Agressé parcequ'il portait un Panama

Un homme, porteur d'un chapeau Panama a été éjecté de la foire aux bestiaux de Belfort par des membres du comité "Gardarem lou capel". Un succès encourageant dans la lutte pour la préservation de nos coutumes séculaires face aux agissements de cosmopolites parisiens, partisans du grand remplacement des bibis.

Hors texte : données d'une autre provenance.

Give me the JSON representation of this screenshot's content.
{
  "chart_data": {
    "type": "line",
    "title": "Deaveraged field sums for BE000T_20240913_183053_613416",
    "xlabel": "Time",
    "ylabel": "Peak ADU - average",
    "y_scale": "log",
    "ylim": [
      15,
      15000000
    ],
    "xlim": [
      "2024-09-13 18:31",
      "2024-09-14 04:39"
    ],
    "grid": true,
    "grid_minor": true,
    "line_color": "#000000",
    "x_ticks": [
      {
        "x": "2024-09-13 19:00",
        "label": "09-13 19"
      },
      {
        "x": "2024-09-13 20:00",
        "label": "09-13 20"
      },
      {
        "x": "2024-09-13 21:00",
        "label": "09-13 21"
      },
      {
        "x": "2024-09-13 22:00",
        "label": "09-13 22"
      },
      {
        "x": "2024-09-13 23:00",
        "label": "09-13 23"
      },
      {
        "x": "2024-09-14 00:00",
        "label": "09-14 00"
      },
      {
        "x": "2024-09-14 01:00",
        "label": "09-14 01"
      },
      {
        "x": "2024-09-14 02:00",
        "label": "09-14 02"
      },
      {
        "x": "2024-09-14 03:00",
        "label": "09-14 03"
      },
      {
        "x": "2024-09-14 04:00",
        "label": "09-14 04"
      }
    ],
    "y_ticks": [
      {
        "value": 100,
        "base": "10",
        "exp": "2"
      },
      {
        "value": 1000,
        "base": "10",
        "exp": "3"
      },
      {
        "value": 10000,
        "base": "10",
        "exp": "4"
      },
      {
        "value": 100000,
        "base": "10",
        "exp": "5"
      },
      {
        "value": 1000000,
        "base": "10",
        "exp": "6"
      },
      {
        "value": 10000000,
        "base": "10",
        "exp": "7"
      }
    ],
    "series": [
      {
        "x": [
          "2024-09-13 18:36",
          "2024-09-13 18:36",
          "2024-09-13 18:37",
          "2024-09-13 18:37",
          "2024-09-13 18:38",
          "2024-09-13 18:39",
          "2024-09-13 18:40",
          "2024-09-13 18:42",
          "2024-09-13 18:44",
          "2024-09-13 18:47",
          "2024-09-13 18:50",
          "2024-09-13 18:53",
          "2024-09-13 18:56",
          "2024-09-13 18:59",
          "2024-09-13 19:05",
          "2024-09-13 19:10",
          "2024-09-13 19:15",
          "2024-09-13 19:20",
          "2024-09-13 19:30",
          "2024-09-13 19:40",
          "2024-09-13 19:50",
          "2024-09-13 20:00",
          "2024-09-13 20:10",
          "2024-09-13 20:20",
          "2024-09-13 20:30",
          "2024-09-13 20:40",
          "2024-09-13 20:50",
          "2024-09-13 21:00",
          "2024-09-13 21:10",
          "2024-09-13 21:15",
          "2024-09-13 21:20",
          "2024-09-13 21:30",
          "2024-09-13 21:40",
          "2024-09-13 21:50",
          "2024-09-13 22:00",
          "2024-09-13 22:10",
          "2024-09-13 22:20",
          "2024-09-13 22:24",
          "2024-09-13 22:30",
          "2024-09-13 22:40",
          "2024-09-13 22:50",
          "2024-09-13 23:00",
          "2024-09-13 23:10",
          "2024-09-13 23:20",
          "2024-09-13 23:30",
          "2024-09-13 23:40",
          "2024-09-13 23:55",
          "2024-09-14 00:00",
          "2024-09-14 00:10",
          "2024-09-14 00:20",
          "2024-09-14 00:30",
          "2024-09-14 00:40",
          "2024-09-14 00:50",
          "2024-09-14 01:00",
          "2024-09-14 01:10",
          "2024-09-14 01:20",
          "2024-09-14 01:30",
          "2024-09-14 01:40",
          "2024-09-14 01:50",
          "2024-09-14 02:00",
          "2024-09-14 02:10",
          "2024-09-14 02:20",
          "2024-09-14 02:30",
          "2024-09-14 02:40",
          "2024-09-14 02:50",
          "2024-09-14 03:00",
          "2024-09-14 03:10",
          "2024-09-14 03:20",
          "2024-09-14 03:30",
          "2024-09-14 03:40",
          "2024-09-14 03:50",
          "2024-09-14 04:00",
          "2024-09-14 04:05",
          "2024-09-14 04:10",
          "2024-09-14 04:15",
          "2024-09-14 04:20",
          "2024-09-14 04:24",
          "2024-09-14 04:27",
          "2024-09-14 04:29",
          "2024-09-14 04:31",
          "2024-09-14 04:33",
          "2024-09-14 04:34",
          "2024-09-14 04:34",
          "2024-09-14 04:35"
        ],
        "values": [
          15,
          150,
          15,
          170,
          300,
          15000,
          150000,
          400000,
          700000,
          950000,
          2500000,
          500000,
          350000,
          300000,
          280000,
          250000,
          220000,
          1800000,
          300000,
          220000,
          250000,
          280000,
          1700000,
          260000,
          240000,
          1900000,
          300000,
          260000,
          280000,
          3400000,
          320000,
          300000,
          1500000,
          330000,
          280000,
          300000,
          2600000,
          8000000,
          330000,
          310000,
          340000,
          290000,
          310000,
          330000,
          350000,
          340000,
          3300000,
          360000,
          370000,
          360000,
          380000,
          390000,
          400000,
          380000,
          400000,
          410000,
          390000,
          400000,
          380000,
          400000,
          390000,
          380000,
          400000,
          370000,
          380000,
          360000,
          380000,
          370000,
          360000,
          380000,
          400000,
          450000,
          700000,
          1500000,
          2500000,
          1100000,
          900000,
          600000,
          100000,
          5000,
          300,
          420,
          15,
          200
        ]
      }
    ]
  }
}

Belfort, mercredi matin, le quotidien "le Territoire Aliéné"rapporte l'interdiction faite à un homme coiffé d'un Panama de pénétrer dans l'enceinte de la foire aux gros boeufs de Belfort. Choissant délibèrement d'insulter les traditions séculaires locales et ignorant la proposition qui lui était faite par les membres du comité de vigilance de porter une casquette, ce suppôt du grand remplacement des bibis, persistait dans une attitude provocatrice qui nuit gravement à la pérennité des traditions régionales et des valeurs de cohésion du territoire situé entre la D217 et la VC 54. Ce provocateur eut beau arguer qu'aucune loi ne régissait le port du couvre chef dans un espace agricole, les militants furent inflexibles, eux pour qui le  port du feutre mou représente une provocation inacceptable, le symbole de l'avachissement intellectuel et de la soumission aux directives bruxelloises comme aux turpitudes parisiennes. "Port de la casquette obligatoire", ont-ils ensuite scandé devant le bâtiment de la chambre d'agriculture. Reçu par le préfet, les identitaires paysans ont rappelé l'importance de leur combat pour le maintien d'un élément fondateur de leur communauté. Dans un souci d'ouverture et d'apaisement, ce dernier a rappelé que les autorités toléraient le port du képi ou du casque à pointe tout en s'affichant "Bérets welcome". La manifestation s'est terminée dans la soirée par des lancers de fumier et des pneus brûlés, la sonorisation rediffusant le célèbre discours d'un patriote exemplaire, Philippe premier, roi des bouchers, qu'il prononça lors de l'opération de jumelage avec la riante cité de Berstesgaden.  "La terre ne ment pas" éructait le vieillard sénile à qui il ne restait plus guère que son Yeu  pour pleurer . 

 pour lever toute ambiguïté eventuelle, les impositions faites aux femmes (particulièrement ) prononcées au nom d'une religion qu'elle qu'elle soit ou de traditions, y compris lorsque les femmes peuvent s'en faire elles mêmes les relais, sont à vomir. Impossible de choisir entre deux totalitarismes, il faut les combattre.